In a recent tribute, Britain’s Got Talent judge Amanda Holden claimed that the late Paul O’Grady
“was not woke in any way”, adding “I love people like that.” This sparked criticism, with one twitter
user commenting “Either @AmandaHolden has no idea what ‘woke’ means, or she has no idea who
Paul O’Grady was.” Paul himself was a queer activist, anti-austerity campaigner, and an advocator
for ending stigma around AIDS. In other words, practically the definition of woke.

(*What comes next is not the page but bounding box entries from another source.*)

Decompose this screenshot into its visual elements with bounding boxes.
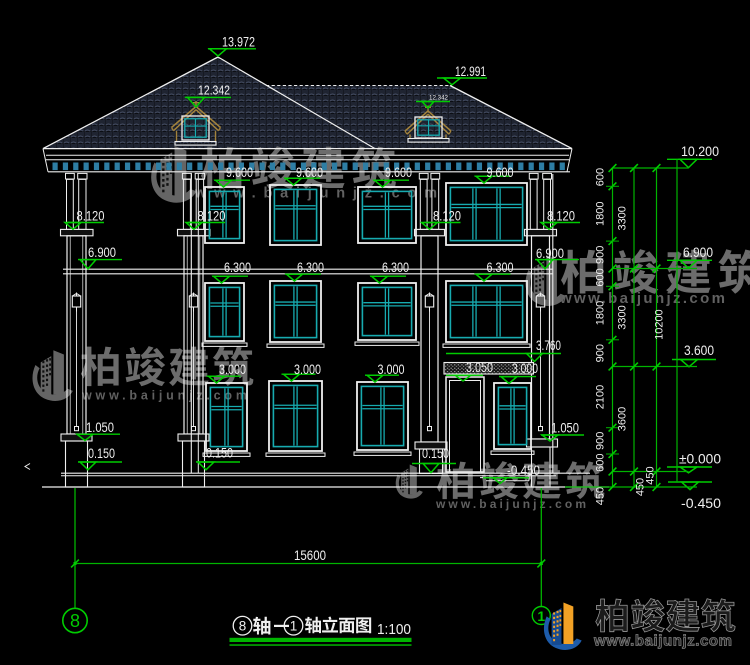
svg-text:12.991: 12.991 [455,64,486,79]
svg-text:8: 8 [70,611,80,631]
svg-text:900: 900 [595,432,607,450]
svg-text:8.120: 8.120 [77,209,105,224]
svg-text:900: 900 [595,246,607,264]
svg-text:0.150: 0.150 [88,446,115,461]
svg-text:600: 600 [595,168,607,186]
svg-text:-0.450: -0.450 [507,463,540,478]
svg-text:0.150: 0.150 [206,446,233,461]
svg-text:6.900: 6.900 [683,245,713,260]
svg-text:13.972: 13.972 [222,35,255,50]
svg-text:1: 1 [537,608,545,624]
svg-text:3.600: 3.600 [684,343,714,358]
svg-text:3.000: 3.000 [512,361,538,376]
svg-text:3600: 3600 [616,407,628,431]
svg-text:600: 600 [595,454,607,472]
svg-text:3300: 3300 [616,206,628,230]
svg-text:9.600: 9.600 [385,165,412,180]
svg-text:www.baijunjz.com: www.baijunjz.com [593,633,732,650]
svg-text:3.000: 3.000 [219,362,246,377]
svg-text:6.900: 6.900 [88,245,116,260]
svg-text:1800: 1800 [595,301,607,325]
svg-text:12.342: 12.342 [198,84,230,98]
svg-text:3.000: 3.000 [378,362,405,377]
svg-text:12.342: 12.342 [429,95,448,102]
svg-text:450: 450 [645,466,657,484]
svg-text:3300: 3300 [616,305,628,329]
svg-text:9.600: 9.600 [487,165,514,180]
svg-text:6.300: 6.300 [297,260,324,275]
svg-text:8.120: 8.120 [198,209,226,224]
svg-text:6.300: 6.300 [382,260,409,275]
svg-text:8.120: 8.120 [433,209,461,224]
svg-text:8.120: 8.120 [547,209,575,224]
svg-text:3.000: 3.000 [294,362,321,377]
svg-text:1.050: 1.050 [86,420,114,435]
svg-text:1800: 1800 [595,201,607,225]
svg-text:9.600: 9.600 [226,165,253,180]
svg-text:6.900: 6.900 [536,246,564,261]
svg-text:-0.450: -0.450 [681,496,721,511]
svg-text:2100: 2100 [595,385,607,409]
svg-text:8: 8 [239,619,247,634]
svg-text:900: 900 [595,344,607,362]
svg-text:450: 450 [595,487,607,505]
svg-text:6.300: 6.300 [487,260,514,275]
svg-text:3.050: 3.050 [466,360,493,375]
svg-text:1:100: 1:100 [377,621,411,638]
svg-text:1: 1 [290,619,298,634]
svg-text:10200: 10200 [654,309,666,340]
svg-text:9.600: 9.600 [296,165,323,180]
svg-text:1.050: 1.050 [551,421,579,436]
svg-text:10.200: 10.200 [681,144,719,159]
svg-text:±0.000: ±0.000 [679,452,721,467]
svg-text:15600: 15600 [294,548,326,563]
svg-text:0.150: 0.150 [422,446,449,461]
svg-text:6.300: 6.300 [224,260,251,275]
svg-text:600: 600 [595,268,607,286]
svg-text:3.760: 3.760 [536,338,561,353]
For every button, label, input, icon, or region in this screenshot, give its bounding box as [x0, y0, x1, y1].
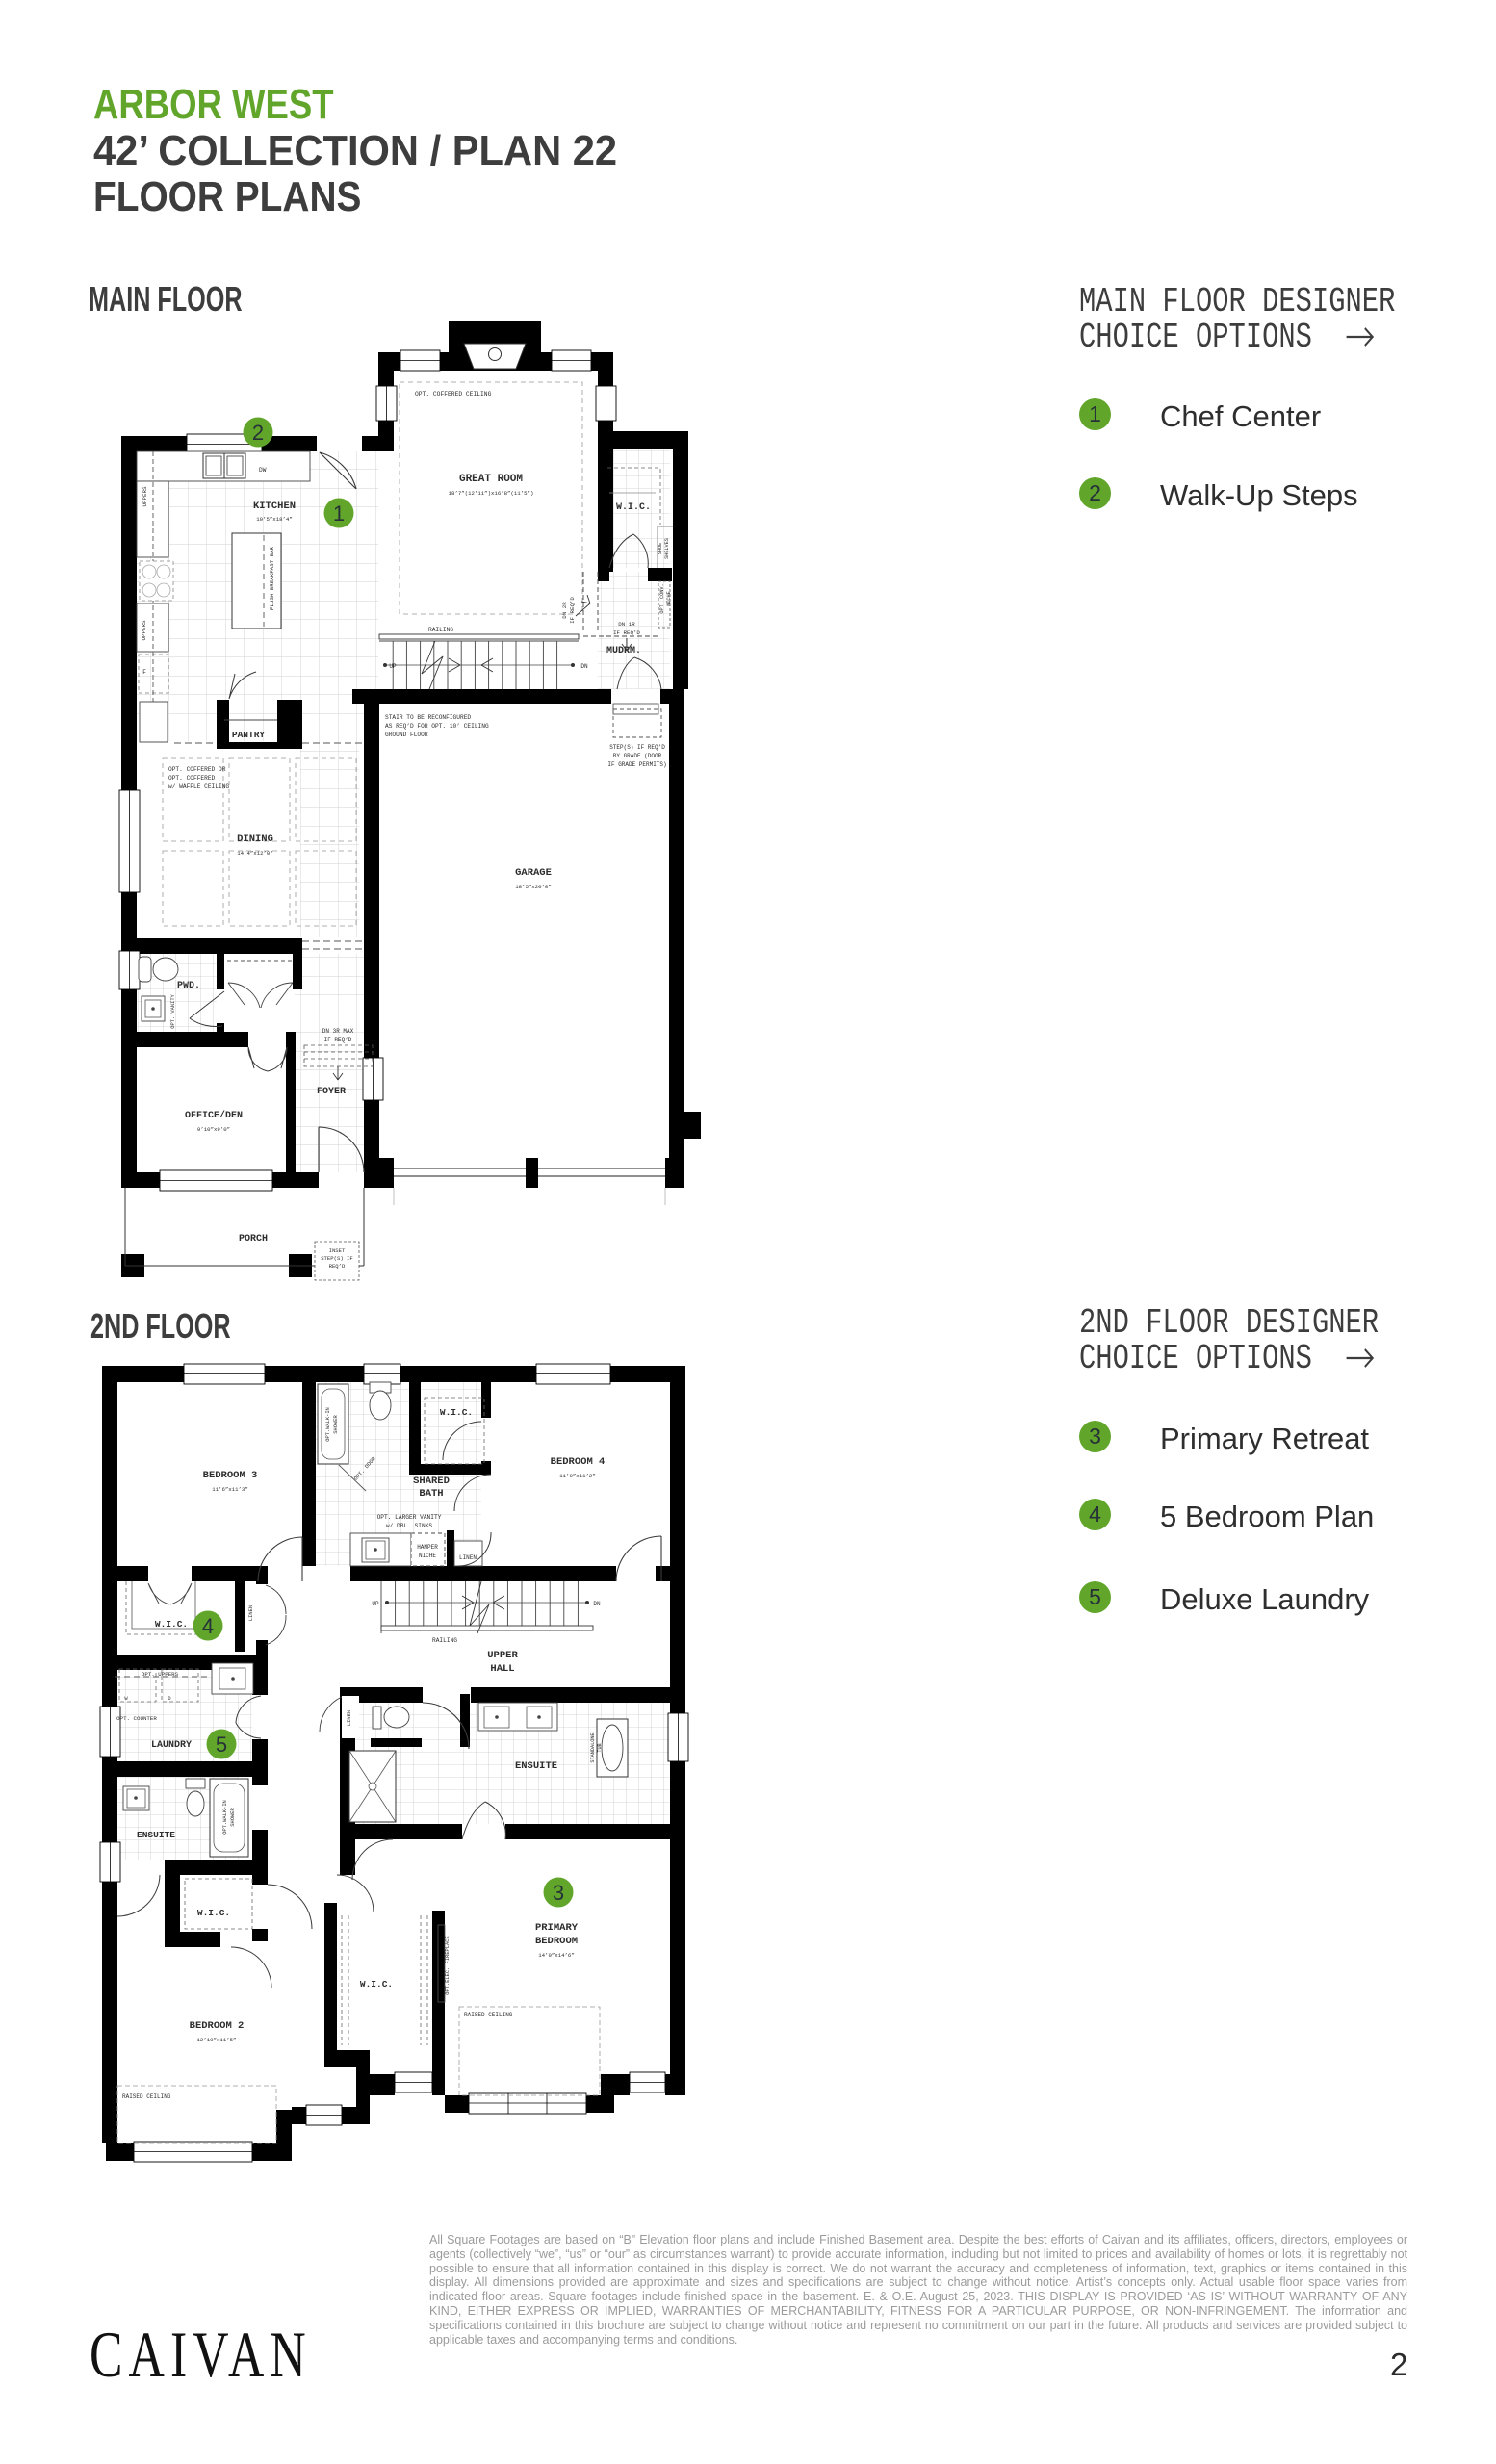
svg-text:DN: DN	[580, 663, 588, 670]
svg-text:RAISED CEILING: RAISED CEILING	[122, 2093, 171, 2100]
svg-text:11’6”x11’3”: 11’6”x11’3”	[212, 1486, 248, 1493]
svg-text:OPT. CONV.: OPT. CONV.	[659, 583, 665, 613]
svg-text:UPPER: UPPER	[487, 1650, 518, 1661]
svg-text:LINEN: LINEN	[459, 1554, 477, 1561]
svg-text:RAISED CEILING: RAISED CEILING	[464, 2012, 513, 2018]
svg-text:OPT. COUNTER: OPT. COUNTER	[116, 1715, 157, 1722]
svg-text:IF GRADE PERMITS): IF GRADE PERMITS)	[607, 761, 666, 768]
svg-text:OPT. COFFERED CEILING: OPT. COFFERED CEILING	[415, 391, 492, 398]
svg-text:GARAGE: GARAGE	[515, 867, 552, 879]
svg-text:W.I.C.: W.I.C.	[155, 1619, 188, 1630]
svg-text:BEDROOM 3: BEDROOM 3	[203, 1470, 258, 1481]
svg-text:IF REQ’D: IF REQ’D	[569, 597, 576, 624]
svg-text:3: 3	[553, 1881, 564, 1905]
svg-text:BY GRADE (DOOR: BY GRADE (DOOR	[613, 753, 662, 759]
svg-text:14’4”x12’0”: 14’4”x12’0”	[237, 850, 273, 857]
svg-text:PWD.: PWD.	[177, 981, 200, 991]
svg-text:W.I.C.: W.I.C.	[197, 1908, 230, 1918]
svg-text:OPT. COFFERED: OPT. COFFERED	[168, 775, 216, 782]
svg-text:W.I.C.: W.I.C.	[440, 1407, 473, 1418]
svg-text:BEDROOM: BEDROOM	[535, 1936, 578, 1947]
svg-text:STEP(S) IF: STEP(S) IF	[321, 1255, 353, 1262]
svg-text:REQ’D: REQ’D	[329, 1263, 346, 1270]
svg-text:w/ DBL. SINKS: w/ DBL. SINKS	[386, 1523, 433, 1529]
svg-text:OPT.WALK-IN: OPT.WALK-IN	[222, 1800, 228, 1835]
svg-text:ENSUITE: ENSUITE	[515, 1760, 557, 1772]
svg-text:SHOWER: SHOWER	[230, 1808, 236, 1827]
svg-text:SHARED: SHARED	[413, 1476, 450, 1487]
svg-text:STANDALONE: STANDALONE	[590, 1732, 596, 1762]
svg-text:w/ WAFFLE CEILING: w/ WAFFLE CEILING	[168, 783, 229, 790]
svg-text:DN: DN	[593, 1601, 601, 1607]
svg-text:GROUND FLOOR: GROUND FLOOR	[385, 732, 428, 738]
svg-text:RAILING: RAILING	[428, 627, 453, 633]
svg-text:11’0”x11’2”: 11’0”x11’2”	[559, 1473, 596, 1479]
svg-text:GREAT ROOM: GREAT ROOM	[459, 474, 523, 485]
svg-text:HALL: HALL	[490, 1663, 514, 1675]
svg-text:LINEN: LINEN	[248, 1605, 254, 1621]
svg-text:LINEN: LINEN	[347, 1710, 352, 1726]
svg-text:RAILING: RAILING	[432, 1637, 457, 1644]
svg-text:MUDRM.: MUDRM.	[606, 646, 641, 656]
svg-text:DN 1R: DN 1R	[618, 621, 635, 628]
svg-text:STAIR TO BE RECONFIGURED: STAIR TO BE RECONFIGURED	[385, 714, 471, 721]
svg-text:UPPERS: UPPERS	[142, 486, 148, 506]
svg-text:10’5”x18’4”: 10’5”x18’4”	[256, 516, 293, 523]
svg-text:NICHE: NICHE	[419, 1553, 436, 1559]
svg-text:DW: DW	[259, 467, 267, 474]
svg-text:FOYER: FOYER	[317, 1087, 346, 1097]
svg-text:D: D	[168, 1696, 170, 1702]
svg-text:2: 2	[252, 421, 264, 445]
svg-text:NICHE: NICHE	[666, 591, 672, 606]
svg-text:18’5”x20’0”: 18’5”x20’0”	[515, 884, 552, 890]
svg-text:FLUSH BREAKFAST BAR: FLUSH BREAKFAST BAR	[269, 546, 275, 610]
svg-text:W.I.C.: W.I.C.	[360, 1979, 393, 1989]
svg-text:OFFICE/DEN: OFFICE/DEN	[185, 1110, 243, 1121]
svg-text:F: F	[142, 669, 146, 676]
svg-text:TUB: TUB	[597, 1743, 603, 1752]
svg-text:12’10”x11’5”: 12’10”x11’5”	[197, 2037, 237, 2043]
svg-text:18’7”(12’11”)x16’8”(11’5”): 18’7”(12’11”)x16’8”(11’5”)	[449, 490, 534, 497]
svg-text:KITCHEN: KITCHEN	[253, 500, 296, 512]
svg-text:1: 1	[333, 501, 345, 526]
svg-text:HAMPER: HAMPER	[417, 1544, 438, 1551]
svg-text:BEDROOM 2: BEDROOM 2	[190, 2020, 245, 2032]
svg-text:IF REQ’D: IF REQ’D	[613, 629, 640, 636]
svg-text:ENSUITE: ENSUITE	[137, 1830, 175, 1840]
svg-text:4: 4	[202, 1614, 214, 1638]
svg-text:SHOE: SHOE	[658, 543, 663, 554]
svg-text:PRIMARY: PRIMARY	[535, 1922, 579, 1934]
svg-text:PORCH: PORCH	[239, 1234, 268, 1245]
svg-text:BEDROOM 4: BEDROOM 4	[551, 1456, 606, 1468]
svg-text:DN 2R: DN 2R	[561, 602, 568, 619]
svg-text:INSET: INSET	[329, 1247, 346, 1254]
svg-text:OPT.WALK-IN: OPT.WALK-IN	[325, 1407, 331, 1442]
svg-text:IF REQ’D: IF REQ’D	[324, 1037, 352, 1043]
svg-text:SHOWER: SHOWER	[333, 1415, 339, 1434]
svg-text:9’10”x9’0”: 9’10”x9’0”	[197, 1126, 230, 1133]
svg-text:UP: UP	[389, 663, 397, 670]
svg-text:14’0”x14’6”: 14’0”x14’6”	[538, 1952, 575, 1959]
svg-text:BATH: BATH	[419, 1488, 443, 1500]
svg-text:STEP(S) IF REQ’D: STEP(S) IF REQ’D	[609, 744, 665, 751]
svg-text:UPPERS: UPPERS	[141, 620, 147, 640]
svg-text:OPT. LARGER VANITY: OPT. LARGER VANITY	[377, 1514, 442, 1521]
svg-text:OPT. VANITY: OPT. VANITY	[170, 993, 176, 1028]
svg-text:DINING: DINING	[237, 834, 273, 845]
svg-text:SHELVES: SHELVES	[664, 538, 670, 559]
svg-text:LAUNDRY: LAUNDRY	[151, 1740, 192, 1751]
svg-text:DN 3R MAX: DN 3R MAX	[322, 1028, 354, 1035]
svg-text:W.I.C.: W.I.C.	[616, 502, 651, 513]
svg-text:UP: UP	[372, 1601, 379, 1607]
svg-text:AS REQ’D FOR OPT. 10’ CEILING: AS REQ’D FOR OPT. 10’ CEILING	[385, 723, 489, 730]
svg-text:OPT. COFFERED OR: OPT. COFFERED OR	[168, 766, 226, 773]
svg-text:5: 5	[216, 1732, 227, 1757]
svg-text:PANTRY: PANTRY	[232, 730, 266, 740]
svg-text:OPT.ELEC. FIREPLACE: OPT.ELEC. FIREPLACE	[445, 1936, 451, 1994]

Holden is not alone. According to YouGov, 59% of people in Britain are unaware of what woke
means. Of the remaining 41%, only 3 in 10 consider themselves to be woke. Furthermore, 23%
believe that being woke is a positive thing, 33% see it as neither good nor bad, and 37% consider
being ‘woke’ to be a bad thing.

Recently, in response to Bud Light signing up trans influencer Dylan Mulvaney to promote the brand,
a conservative-leaning group known as Consumers’ Research have taken contempt for all things
woke one step further, creating a system that allows users to receive ‘woke alerts’, warning them
about companies that the creators deem ‘too far-left’ in their marketing. Executive Director Will Hild
claims that the alerts will “help consumers make better informed decisions about where to spend
their money.” According to Axios, Consumers’ Research is spending a whopping six figures to
promote their text alert system to the public.

In contrast, there are some who believe that ‘woke culture’ is nothing worth grumbling about. For
instance, in an episode of her documentary series Kathy Burke: Growing Up, actor and comedian
Kathy Burke laments the way that the word woke is used to ridicule those that advocate for equality
and change. She observes “They’re calling you ‘woke’ if you call out bad things, basically. If you’re
not racist, you’re woke. If you’re not homophobic, oh you’re woke.’ Additionally, she urges young
people to “Be woke, kids. Be woke. Be wide awake and f***ing call it out.”

For centuries, older generations have mocked their younger counterparts for their opinions and
behaviours, take for example, a quote from Aristotle, written in fourth century BC about the young
people of the time, “They think they know everything, and are always quite sure about it.”

Therefore, it’s unsurprising that a word that is so often used when referring to young people has
been diabolised. However, my hope is that woke, now a buzzword, weaponised alongside phrases
like ‘social justice warrior’ or ‘snowflake,’ can be reclaimed, returning to what it once was, a label
worn proudly by the people that it described.